Cash at Bank 114,064 Adequate cash buffer to meet immediate expenses.
Debtors (Trade + Other) 339,574 Significant receivables; potential risk if collection delayed.
Current Liabilities 283,134 Obligations due within one year; manageable relative to assets.
Net Current Assets (Working Capital) 170,504 Positive working capital, a sign of liquidity health.
Net Assets 171,399 Positive equity indicating solvency.
Share Capital 100,000 Initial funding base from shareholders.
Profit & Loss Reserve 71,399 Retained earnings reflecting initial profitability or capital contributions.

Vital Signs Interpretation:

  • Working capital is positive (£170k), indicating the company can cover short-term debts with current assets, a sign of a "healthy cash flow system."
  • Cash balance is reasonable but modest compared to trade debtors, suggesting reliance on timely collection for liquidity.
  • Trade debtors represent about 75% of current assets, which is a "symptom" to monitor closely; delayed payments could strain cash flow.
  • Current liabilities include trade creditors, accruals, and corporation tax, all typical short-term obligations. The company’s net assets are positive, a "healthy heart" indicating solvency.

3. Diagnosis

BEYONDSOFT CONSULTING (UK) LIMITED is in good financial health for a small and newly incorporated business focused on software development. The company demonstrates:

  • Liquidity strength: Positive working capital and cash reserves sufficient to meet current liabilities.
  • Solvency: Net assets and shareholder equity reflect a sound financial base with no negative equity.
  • Asset quality: The majority of current assets are trade debtors, which introduces some risk if collection terms are extended or if clients delay payments.
  • Operational scale: With only two employees and modest fixed asset investment, the business is in its early growth phase and maintaining lean operations.
  • Governance: The company has a professional audit with an unqualified report, enhancing financial transparency and reliability.

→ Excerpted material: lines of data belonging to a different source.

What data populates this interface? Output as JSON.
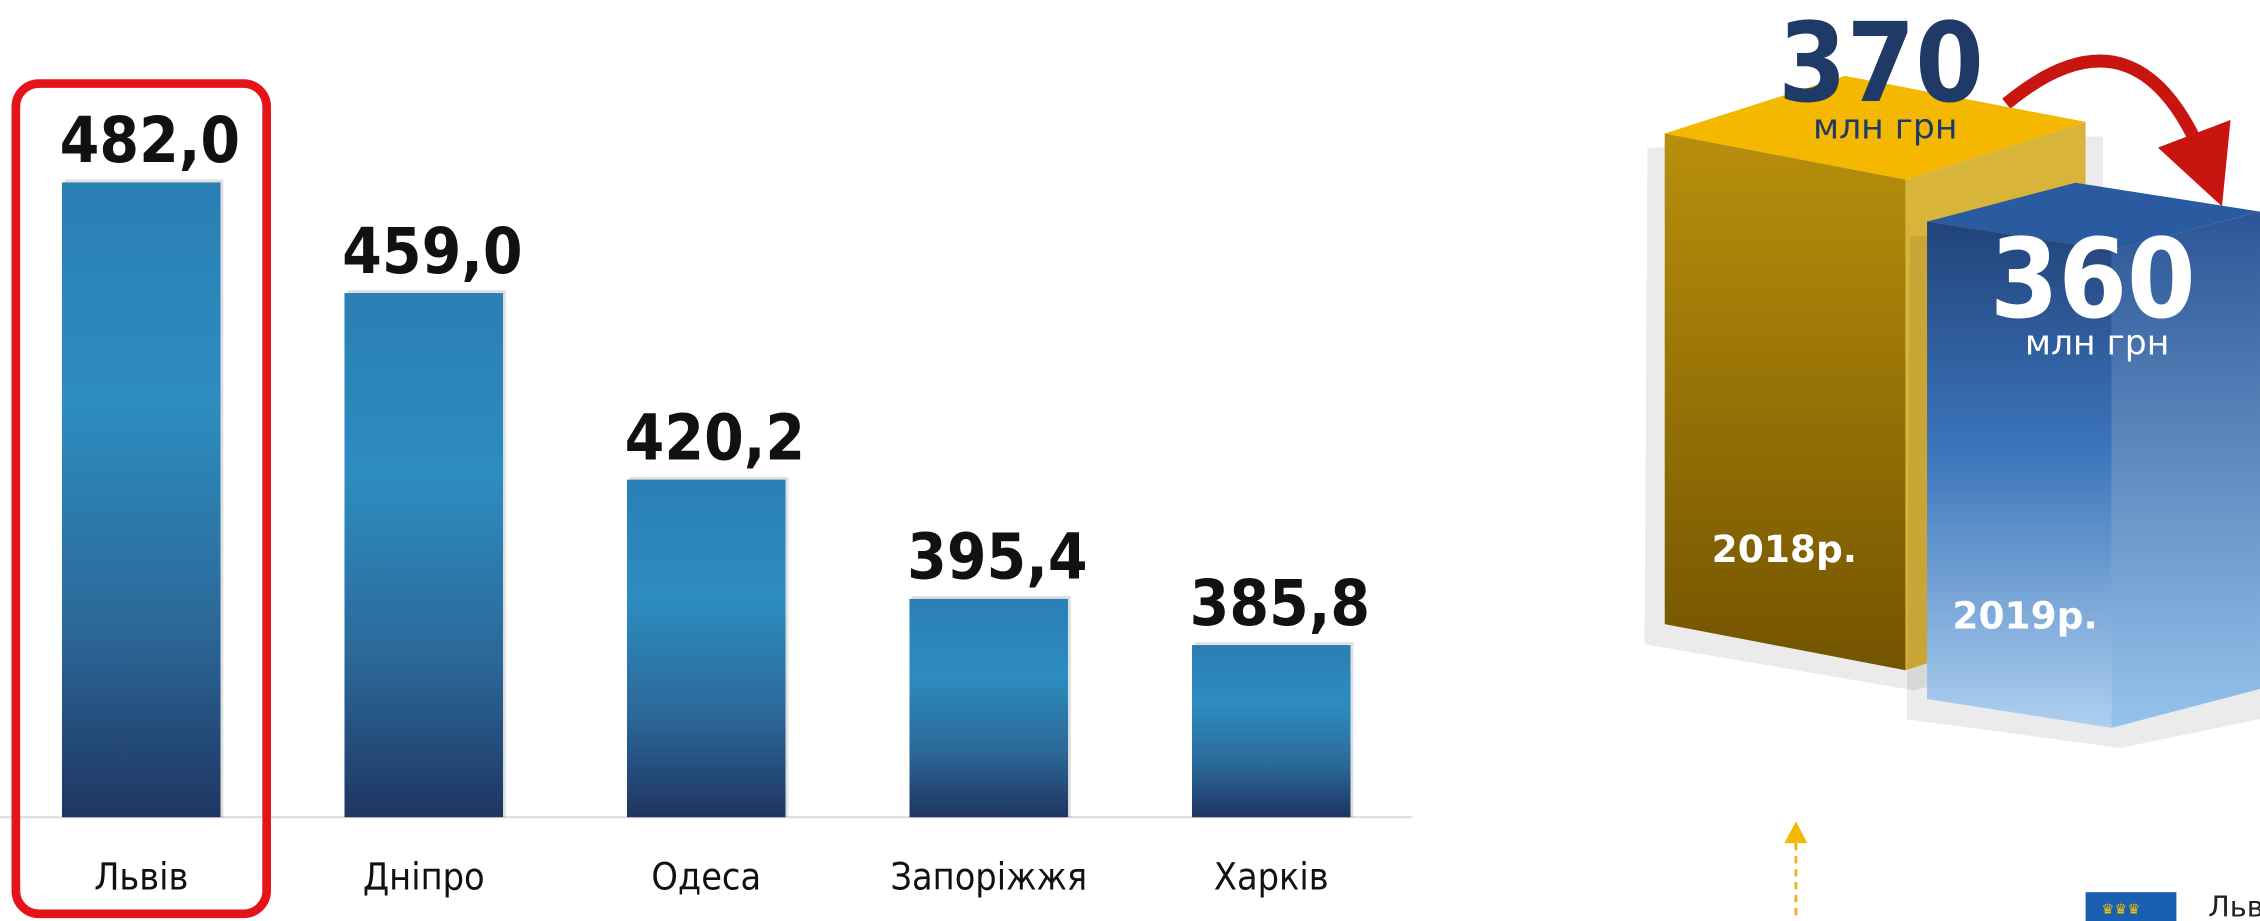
{
  "chart_data": [
    {
      "type": "bar",
      "categories": [
        "Львів",
        "Дніпро",
        "Одеса",
        "Запоріжжя",
        "Харків"
      ],
      "values": [
        482.0,
        459.0,
        420.2,
        395.4,
        385.8
      ],
      "value_labels": [
        "482,0",
        "459,0",
        "420,2",
        "395,4",
        "385,8"
      ],
      "ylim": [
        350,
        500
      ],
      "highlight": 0
    },
    {
      "type": "box3d",
      "categories": [
        "2018р.",
        "2019р."
      ],
      "values": [
        370,
        360
      ],
      "unit": "млн грн",
      "colors": [
        "#f5b800",
        "#2a5aa0"
      ]
    }
  ],
  "logo_text": "Льв"
}
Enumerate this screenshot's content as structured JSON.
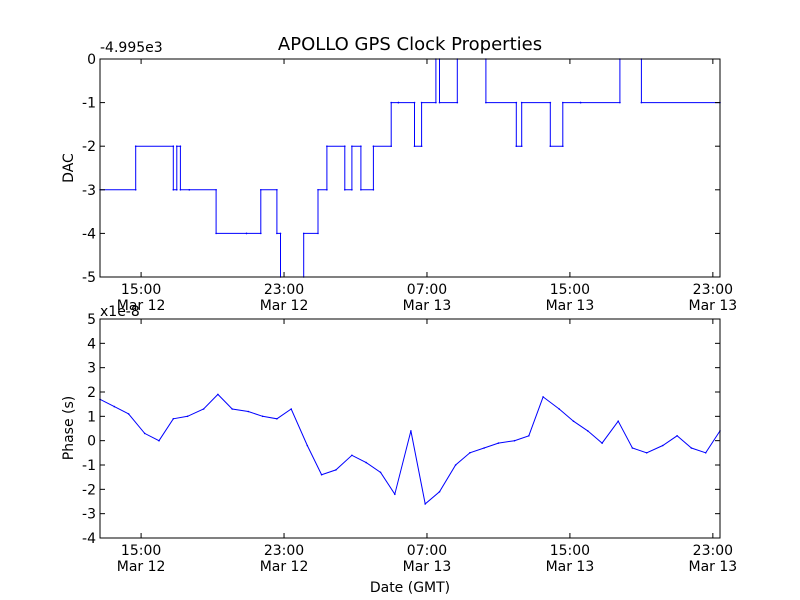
{
  "figure_title": "APOLLO GPS Clock Properties",
  "colors": {
    "series": "#0000ff",
    "axes": "#000000",
    "background": "#ffffff"
  },
  "chart_data": [
    {
      "type": "line",
      "ylabel": "DAC",
      "xlabel": "",
      "offset_label": "-4.995e3",
      "x_range_hours": [
        12.7,
        47.4
      ],
      "ylim": [
        -5,
        0
      ],
      "yticks": [
        0,
        -1,
        -2,
        -3,
        -4,
        -5
      ],
      "ytick_labels": [
        "0",
        "-1",
        "-2",
        "-3",
        "-4",
        "-5"
      ],
      "xticks": [
        {
          "hour": 15,
          "time": "15:00",
          "date": "Mar 12"
        },
        {
          "hour": 23,
          "time": "23:00",
          "date": "Mar 12"
        },
        {
          "hour": 31,
          "time": "07:00",
          "date": "Mar 13"
        },
        {
          "hour": 39,
          "time": "15:00",
          "date": "Mar 13"
        },
        {
          "hour": 47,
          "time": "23:00",
          "date": "Mar 13"
        }
      ],
      "grid": false,
      "step_x_hours": [
        12.7,
        14.7,
        14.7,
        16.8,
        16.8,
        17.0,
        17.0,
        17.2,
        17.2,
        17.7,
        17.7,
        19.2,
        19.2,
        20.9,
        20.9,
        21.7,
        21.7,
        22.6,
        22.6,
        22.8,
        22.8,
        24.1,
        24.1,
        24.9,
        24.9,
        25.4,
        25.4,
        26.4,
        26.4,
        26.8,
        26.8,
        27.3,
        27.3,
        28.0,
        28.0,
        29.0,
        29.0,
        29.4,
        29.4,
        30.3,
        30.3,
        30.7,
        30.7,
        31.5,
        31.5,
        31.7,
        31.7,
        32.7,
        32.7,
        34.3,
        34.3,
        36.0,
        36.0,
        36.3,
        36.3,
        37.9,
        37.9,
        38.6,
        38.6,
        39.6,
        39.6,
        41.8,
        41.8,
        43.0,
        43.0,
        47.4
      ],
      "step_y": [
        -3,
        -3,
        -2,
        -2,
        -3,
        -3,
        -2,
        -2,
        -3,
        -3,
        -3,
        -3,
        -4,
        -4,
        -4,
        -4,
        -3,
        -3,
        -4,
        -4,
        -5,
        -5,
        -4,
        -4,
        -3,
        -3,
        -2,
        -2,
        -3,
        -3,
        -2,
        -2,
        -3,
        -3,
        -2,
        -2,
        -1,
        -1,
        -1,
        -1,
        -2,
        -2,
        -1,
        -1,
        0,
        0,
        -1,
        -1,
        0,
        0,
        -1,
        -1,
        -2,
        -2,
        -1,
        -1,
        -2,
        -2,
        -1,
        -1,
        -1,
        -1,
        0,
        0,
        -1,
        -1
      ]
    },
    {
      "type": "line",
      "ylabel": "Phase (s)",
      "xlabel": "Date (GMT)",
      "offset_label": "x1e-8",
      "x_range_hours": [
        12.7,
        47.4
      ],
      "ylim": [
        -4,
        5
      ],
      "yticks": [
        5,
        4,
        3,
        2,
        1,
        0,
        -1,
        -2,
        -3,
        -4
      ],
      "ytick_labels": [
        "5",
        "4",
        "3",
        "2",
        "1",
        "0",
        "-1",
        "-2",
        "-3",
        "-4"
      ],
      "xticks": [
        {
          "hour": 15,
          "time": "15:00",
          "date": "Mar 12"
        },
        {
          "hour": 23,
          "time": "23:00",
          "date": "Mar 12"
        },
        {
          "hour": 31,
          "time": "07:00",
          "date": "Mar 13"
        },
        {
          "hour": 39,
          "time": "15:00",
          "date": "Mar 13"
        },
        {
          "hour": 47,
          "time": "23:00",
          "date": "Mar 13"
        }
      ],
      "grid": false,
      "x_hours": [
        12.7,
        13.5,
        14.3,
        15.2,
        16.0,
        16.8,
        17.6,
        18.5,
        19.3,
        20.1,
        21.0,
        21.8,
        22.6,
        23.4,
        24.3,
        25.1,
        25.9,
        26.8,
        27.6,
        28.4,
        29.2,
        30.1,
        30.9,
        31.7,
        32.6,
        33.4,
        34.2,
        35.0,
        35.9,
        36.7,
        37.5,
        38.4,
        39.2,
        40.0,
        40.8,
        41.7,
        42.5,
        43.3,
        44.2,
        45.0,
        45.8,
        46.6,
        47.4
      ],
      "values": [
        1.7,
        1.4,
        1.1,
        0.3,
        0.0,
        0.9,
        1.0,
        1.3,
        1.9,
        1.3,
        1.2,
        1.0,
        0.9,
        1.3,
        -0.2,
        -1.4,
        -1.2,
        -0.6,
        -0.9,
        -1.3,
        -2.2,
        0.4,
        -2.6,
        -2.1,
        -1.0,
        -0.5,
        -0.3,
        -0.1,
        0.0,
        0.2,
        1.8,
        1.3,
        0.8,
        0.4,
        -0.1,
        0.8,
        -0.3,
        -0.5,
        -0.2,
        0.2,
        -0.3,
        -0.5,
        0.4
      ]
    }
  ]
}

Potential concerns or "symptoms of distress" to watch include reliance on receivables for liquidity and limited diversification of asset base. As a young entity, there is no long-term trend data, so consistent monitoring is advised.


4. Recommendations

To improve and sustain financial wellness, the company should consider the following:

  • Enhance Cash Flow Management:
    Implement robust credit control policies to ensure timely collection of trade debtors, reducing the risk of cash flow bottlenecks.

  • Build Cash Reserves:
    Aim to increase cash holdings relative to liabilities to create a stronger liquidity cushion against unforeseen expenses or delays in receivables.

  • Diversify Asset Base:
    Consider investing in additional fixed assets or intangible assets that can support scaling operations or product development, improving long-term value.

  • Monitor Working Capital Regularly:
    Frequent review of current assets and liabilities to detect early signs of financial strain, ensuring the business maintains a "healthy pulse."

  • Strategic Growth Planning:
    Leverage the positive equity and ownership backing from the parent company to plan measured expansion in sales and workforce, supporting sustainable growth.

  • Maintain Compliance and Reporting Discipline:
    Continue timely filing of accounts and confirmation statements to uphold corporate governance and stakeholder confidence.